Heartbreaking!

So, my orthopedist scheduled me for surgery and I am off of work so, because I have so much time on my hands, I finally  joined Facebook.  And now that most of my Barwis peeps are assembled, (they have “friended” me) I feel pretty good!

I will not put the couple of people who have  NOT joined my party yet on Front Street and tell you who  they are I but regardless, I STILL feel pretty good! The last time I was at Barwis Methods was October 20, 2016. The very next day I got injured and when I saw Dr. Frush he told me not to go back to Barwis until my knee stops hurting.

It still hurts. It’s been over six months since I’ve been there and now I am scheduled for surgery next month and it could be another four months after that when I could go back.  It’s heartbreaking!

Barwis Methods has been a HUGE part of my life.  It’s SO big to me because it has been the ONLY place that I feel comfortable in my wheelchair because here, everyone knows that it is temporary.   No one knows the exact date when I will be walking but they ALL believe in me doing so, they have always believed it.
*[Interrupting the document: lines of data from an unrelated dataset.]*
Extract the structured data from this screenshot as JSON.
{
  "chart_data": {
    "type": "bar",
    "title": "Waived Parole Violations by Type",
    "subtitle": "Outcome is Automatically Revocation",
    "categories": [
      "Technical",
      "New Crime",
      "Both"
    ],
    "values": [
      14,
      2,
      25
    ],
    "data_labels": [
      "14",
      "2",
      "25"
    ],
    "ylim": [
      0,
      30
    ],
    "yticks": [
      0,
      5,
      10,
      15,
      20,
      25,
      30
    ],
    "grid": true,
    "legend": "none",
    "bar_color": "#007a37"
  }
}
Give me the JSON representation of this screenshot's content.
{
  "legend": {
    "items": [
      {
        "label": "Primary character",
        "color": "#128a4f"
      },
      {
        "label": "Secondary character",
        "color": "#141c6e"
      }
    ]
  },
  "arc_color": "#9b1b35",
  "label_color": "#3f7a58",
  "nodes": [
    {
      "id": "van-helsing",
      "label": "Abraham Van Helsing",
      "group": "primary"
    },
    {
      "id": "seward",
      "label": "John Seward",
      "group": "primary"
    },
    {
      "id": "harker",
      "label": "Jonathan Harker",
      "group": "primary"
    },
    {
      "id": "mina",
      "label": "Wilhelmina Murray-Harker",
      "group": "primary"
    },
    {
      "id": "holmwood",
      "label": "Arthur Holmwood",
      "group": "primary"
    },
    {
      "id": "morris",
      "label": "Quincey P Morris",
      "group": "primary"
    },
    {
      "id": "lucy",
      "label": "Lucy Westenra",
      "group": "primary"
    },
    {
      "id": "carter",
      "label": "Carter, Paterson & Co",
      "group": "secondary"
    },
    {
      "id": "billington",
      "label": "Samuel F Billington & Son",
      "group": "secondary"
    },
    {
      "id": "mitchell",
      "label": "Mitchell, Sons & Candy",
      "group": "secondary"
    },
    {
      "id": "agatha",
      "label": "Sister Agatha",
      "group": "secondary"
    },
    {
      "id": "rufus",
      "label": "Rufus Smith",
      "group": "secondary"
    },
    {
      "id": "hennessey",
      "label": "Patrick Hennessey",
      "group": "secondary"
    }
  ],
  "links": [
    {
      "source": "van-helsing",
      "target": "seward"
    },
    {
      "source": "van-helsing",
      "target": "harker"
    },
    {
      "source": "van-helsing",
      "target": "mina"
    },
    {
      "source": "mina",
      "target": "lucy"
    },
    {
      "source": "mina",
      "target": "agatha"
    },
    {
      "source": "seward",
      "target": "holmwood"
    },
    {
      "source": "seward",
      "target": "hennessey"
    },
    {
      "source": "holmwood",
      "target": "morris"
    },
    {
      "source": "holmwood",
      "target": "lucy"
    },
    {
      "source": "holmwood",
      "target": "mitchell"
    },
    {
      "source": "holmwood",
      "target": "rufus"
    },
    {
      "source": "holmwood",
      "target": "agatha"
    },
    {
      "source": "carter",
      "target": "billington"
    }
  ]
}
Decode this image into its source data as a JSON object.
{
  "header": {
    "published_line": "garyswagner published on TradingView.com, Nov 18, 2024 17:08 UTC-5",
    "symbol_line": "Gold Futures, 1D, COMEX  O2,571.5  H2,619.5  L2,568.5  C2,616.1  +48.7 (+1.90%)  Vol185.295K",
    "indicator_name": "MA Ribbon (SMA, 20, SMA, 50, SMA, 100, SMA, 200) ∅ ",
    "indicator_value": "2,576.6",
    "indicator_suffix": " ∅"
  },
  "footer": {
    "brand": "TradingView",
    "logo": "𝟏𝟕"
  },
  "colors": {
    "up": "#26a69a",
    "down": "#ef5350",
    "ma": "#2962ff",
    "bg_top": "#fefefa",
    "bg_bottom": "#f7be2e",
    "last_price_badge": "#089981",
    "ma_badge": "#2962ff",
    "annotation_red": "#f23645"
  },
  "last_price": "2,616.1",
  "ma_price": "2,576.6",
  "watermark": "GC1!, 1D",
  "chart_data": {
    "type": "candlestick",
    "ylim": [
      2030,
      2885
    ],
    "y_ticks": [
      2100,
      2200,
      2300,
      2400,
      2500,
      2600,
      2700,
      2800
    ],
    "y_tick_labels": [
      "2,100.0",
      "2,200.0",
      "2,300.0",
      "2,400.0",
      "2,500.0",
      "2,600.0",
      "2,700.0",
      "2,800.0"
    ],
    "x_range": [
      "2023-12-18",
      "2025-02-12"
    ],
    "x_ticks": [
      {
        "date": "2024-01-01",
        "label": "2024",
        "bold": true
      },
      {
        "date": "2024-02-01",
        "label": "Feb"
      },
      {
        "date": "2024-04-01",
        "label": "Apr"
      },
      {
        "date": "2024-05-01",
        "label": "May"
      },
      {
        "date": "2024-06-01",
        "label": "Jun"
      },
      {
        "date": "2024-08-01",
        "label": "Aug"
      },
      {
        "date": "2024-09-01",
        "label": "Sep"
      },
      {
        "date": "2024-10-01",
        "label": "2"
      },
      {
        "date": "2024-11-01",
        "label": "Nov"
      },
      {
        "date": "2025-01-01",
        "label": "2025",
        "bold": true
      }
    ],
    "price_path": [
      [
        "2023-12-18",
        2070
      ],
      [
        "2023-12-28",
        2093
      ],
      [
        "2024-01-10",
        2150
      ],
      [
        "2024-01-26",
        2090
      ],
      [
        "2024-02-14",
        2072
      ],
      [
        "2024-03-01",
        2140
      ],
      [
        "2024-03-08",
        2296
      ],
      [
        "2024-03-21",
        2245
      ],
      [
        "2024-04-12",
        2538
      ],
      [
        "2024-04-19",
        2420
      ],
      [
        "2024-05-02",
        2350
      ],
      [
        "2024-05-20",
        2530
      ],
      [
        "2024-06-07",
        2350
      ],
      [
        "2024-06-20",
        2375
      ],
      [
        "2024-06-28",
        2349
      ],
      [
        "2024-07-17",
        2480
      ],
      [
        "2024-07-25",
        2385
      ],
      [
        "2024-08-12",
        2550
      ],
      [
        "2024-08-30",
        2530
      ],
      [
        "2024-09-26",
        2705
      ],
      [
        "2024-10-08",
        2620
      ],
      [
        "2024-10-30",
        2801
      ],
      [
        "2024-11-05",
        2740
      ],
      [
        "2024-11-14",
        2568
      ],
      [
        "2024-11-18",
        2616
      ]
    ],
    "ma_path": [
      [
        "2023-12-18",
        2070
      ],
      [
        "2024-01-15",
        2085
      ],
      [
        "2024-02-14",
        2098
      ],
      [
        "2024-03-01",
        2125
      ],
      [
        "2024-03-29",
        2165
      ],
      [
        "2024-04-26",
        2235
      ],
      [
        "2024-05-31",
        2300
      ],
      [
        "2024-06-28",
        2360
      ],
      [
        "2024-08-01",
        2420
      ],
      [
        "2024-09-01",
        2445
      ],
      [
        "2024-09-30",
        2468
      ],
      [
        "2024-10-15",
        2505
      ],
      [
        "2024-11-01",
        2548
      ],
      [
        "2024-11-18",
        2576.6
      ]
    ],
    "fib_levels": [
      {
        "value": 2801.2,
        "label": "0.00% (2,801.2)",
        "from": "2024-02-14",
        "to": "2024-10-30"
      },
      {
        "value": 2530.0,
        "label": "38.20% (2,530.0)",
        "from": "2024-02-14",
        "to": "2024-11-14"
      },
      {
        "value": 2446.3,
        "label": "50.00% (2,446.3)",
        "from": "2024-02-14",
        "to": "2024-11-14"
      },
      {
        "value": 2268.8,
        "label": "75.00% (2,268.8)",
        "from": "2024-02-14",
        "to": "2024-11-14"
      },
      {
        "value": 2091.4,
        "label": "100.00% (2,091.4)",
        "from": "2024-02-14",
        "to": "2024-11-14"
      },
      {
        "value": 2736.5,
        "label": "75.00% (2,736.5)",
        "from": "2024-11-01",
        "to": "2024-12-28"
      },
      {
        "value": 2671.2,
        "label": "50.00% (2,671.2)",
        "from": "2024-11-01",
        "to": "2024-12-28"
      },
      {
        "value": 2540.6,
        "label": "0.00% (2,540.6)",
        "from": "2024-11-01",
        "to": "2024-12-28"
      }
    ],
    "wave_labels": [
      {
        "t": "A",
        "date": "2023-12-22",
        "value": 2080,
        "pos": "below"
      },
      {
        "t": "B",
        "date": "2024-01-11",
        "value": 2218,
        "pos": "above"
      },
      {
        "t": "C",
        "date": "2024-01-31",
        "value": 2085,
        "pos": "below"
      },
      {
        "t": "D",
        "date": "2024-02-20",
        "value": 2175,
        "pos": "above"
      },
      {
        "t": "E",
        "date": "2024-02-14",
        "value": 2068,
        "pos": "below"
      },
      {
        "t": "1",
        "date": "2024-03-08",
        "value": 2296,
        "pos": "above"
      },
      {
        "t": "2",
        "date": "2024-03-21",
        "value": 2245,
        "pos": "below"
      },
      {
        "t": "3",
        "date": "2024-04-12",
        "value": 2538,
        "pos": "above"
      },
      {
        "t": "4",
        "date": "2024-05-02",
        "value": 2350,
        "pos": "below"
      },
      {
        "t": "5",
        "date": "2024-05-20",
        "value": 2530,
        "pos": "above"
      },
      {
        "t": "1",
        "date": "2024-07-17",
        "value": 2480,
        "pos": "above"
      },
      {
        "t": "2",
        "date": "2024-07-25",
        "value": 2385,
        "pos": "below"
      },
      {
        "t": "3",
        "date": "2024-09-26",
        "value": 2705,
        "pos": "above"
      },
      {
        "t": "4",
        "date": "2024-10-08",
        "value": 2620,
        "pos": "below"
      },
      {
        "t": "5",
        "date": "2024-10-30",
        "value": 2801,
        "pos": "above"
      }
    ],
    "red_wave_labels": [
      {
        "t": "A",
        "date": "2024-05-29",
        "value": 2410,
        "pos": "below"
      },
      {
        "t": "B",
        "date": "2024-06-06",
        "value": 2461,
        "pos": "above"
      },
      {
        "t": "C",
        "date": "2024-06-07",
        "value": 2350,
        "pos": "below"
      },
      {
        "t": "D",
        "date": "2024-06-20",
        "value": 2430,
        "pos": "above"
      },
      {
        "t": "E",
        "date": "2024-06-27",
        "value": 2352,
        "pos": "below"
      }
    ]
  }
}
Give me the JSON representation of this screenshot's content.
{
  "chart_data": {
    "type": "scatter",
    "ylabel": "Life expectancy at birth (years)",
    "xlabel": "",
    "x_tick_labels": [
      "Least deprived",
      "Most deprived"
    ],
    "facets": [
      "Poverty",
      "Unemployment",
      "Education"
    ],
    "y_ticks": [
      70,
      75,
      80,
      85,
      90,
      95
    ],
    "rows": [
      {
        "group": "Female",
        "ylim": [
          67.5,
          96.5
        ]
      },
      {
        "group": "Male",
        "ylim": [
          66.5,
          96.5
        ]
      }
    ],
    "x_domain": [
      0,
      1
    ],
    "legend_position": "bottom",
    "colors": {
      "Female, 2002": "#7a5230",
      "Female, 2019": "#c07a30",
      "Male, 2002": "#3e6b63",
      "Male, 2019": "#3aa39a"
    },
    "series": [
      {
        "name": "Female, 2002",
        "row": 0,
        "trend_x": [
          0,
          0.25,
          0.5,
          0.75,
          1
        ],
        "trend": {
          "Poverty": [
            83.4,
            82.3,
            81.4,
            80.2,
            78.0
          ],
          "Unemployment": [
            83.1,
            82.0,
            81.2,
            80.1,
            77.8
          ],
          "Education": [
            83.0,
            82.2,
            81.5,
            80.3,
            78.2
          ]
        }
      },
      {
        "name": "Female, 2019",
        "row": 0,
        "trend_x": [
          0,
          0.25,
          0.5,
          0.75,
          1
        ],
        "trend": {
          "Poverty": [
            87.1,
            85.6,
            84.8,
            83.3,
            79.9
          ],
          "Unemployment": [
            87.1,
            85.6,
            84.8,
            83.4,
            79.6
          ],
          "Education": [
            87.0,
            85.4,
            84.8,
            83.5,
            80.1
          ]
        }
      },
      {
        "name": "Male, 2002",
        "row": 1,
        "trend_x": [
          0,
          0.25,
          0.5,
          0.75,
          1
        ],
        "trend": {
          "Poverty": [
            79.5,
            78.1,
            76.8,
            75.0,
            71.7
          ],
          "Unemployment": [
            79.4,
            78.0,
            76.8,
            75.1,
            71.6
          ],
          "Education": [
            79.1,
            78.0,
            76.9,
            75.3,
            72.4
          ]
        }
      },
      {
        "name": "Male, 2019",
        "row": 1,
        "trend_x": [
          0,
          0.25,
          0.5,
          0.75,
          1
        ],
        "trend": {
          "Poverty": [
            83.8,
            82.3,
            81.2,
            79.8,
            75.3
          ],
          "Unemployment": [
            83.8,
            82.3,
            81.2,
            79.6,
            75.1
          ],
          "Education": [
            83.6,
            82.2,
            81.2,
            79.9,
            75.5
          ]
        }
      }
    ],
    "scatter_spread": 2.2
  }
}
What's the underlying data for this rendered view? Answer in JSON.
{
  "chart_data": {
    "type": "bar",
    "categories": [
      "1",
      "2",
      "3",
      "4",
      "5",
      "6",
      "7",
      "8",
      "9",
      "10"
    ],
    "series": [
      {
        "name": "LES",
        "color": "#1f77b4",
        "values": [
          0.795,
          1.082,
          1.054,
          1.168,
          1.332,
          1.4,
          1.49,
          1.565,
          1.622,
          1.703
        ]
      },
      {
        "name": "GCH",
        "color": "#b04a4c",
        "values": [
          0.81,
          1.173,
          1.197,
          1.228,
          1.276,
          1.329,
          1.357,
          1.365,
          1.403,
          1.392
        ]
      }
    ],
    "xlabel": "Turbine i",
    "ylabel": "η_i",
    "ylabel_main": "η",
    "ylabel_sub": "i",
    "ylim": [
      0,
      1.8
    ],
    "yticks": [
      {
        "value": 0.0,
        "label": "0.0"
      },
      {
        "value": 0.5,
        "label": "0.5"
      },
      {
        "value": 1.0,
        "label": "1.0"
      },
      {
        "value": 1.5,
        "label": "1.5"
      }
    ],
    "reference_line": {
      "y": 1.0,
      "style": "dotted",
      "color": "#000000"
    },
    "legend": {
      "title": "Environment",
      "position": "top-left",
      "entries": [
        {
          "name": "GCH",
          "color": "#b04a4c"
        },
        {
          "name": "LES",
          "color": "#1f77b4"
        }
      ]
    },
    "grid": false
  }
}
Even days when I have a hard time seeing it, they don’t falter.

My memories of Barwis go back to the first day that Mike carried me over to the  leg Kaiser machine:

Or Jesse’s really good stretches, and the first time it felt like I had two legs instead of one:

Or the day I “fan girl”ed out with THE  Brock Mealer and Adam (Phil) took this picture:

Or Phil wanting to press the bruise on my arm like my brothers used to, not ordering onions on his sandwiches from Jimmy John’s when I was there because I HATE the smell of onions,  or my favorite Barwis pic:

Barwis is having  music conversations with Michael Roades,  Megan Sundstrom telling me about Wacky Sock Wednesdays, doing the ropes with Mike Morfitt,  standing with Sue, Nick Montoni telling Deeds to play some U2 (just for me),  conversations with Elle when I call in, or Dan Mozes sticking his fingers in my ears.

Everyone who works with me at Barwis knows that I am fighting a losing battle with MS but they still work their hardest with me to stave off the inevitable as long as  they can.  I don’t think that anyone there knows how important they are to me but they are the MOST important!

I get afraid of how much I am backpedaling each day that goes by that I’m not at Barwis. I can feel my core muscles atrophying and sitting upright is harder and harder for me.  I’m  encouraged that my bathroom floor is still cold and it feels like I have two legs still. I know that however far back I have back pedalled, when my knee is no longer broken, whoever I am training with will get me back to where I was and further. Being without them for so long is  absolutely heartbreaking though!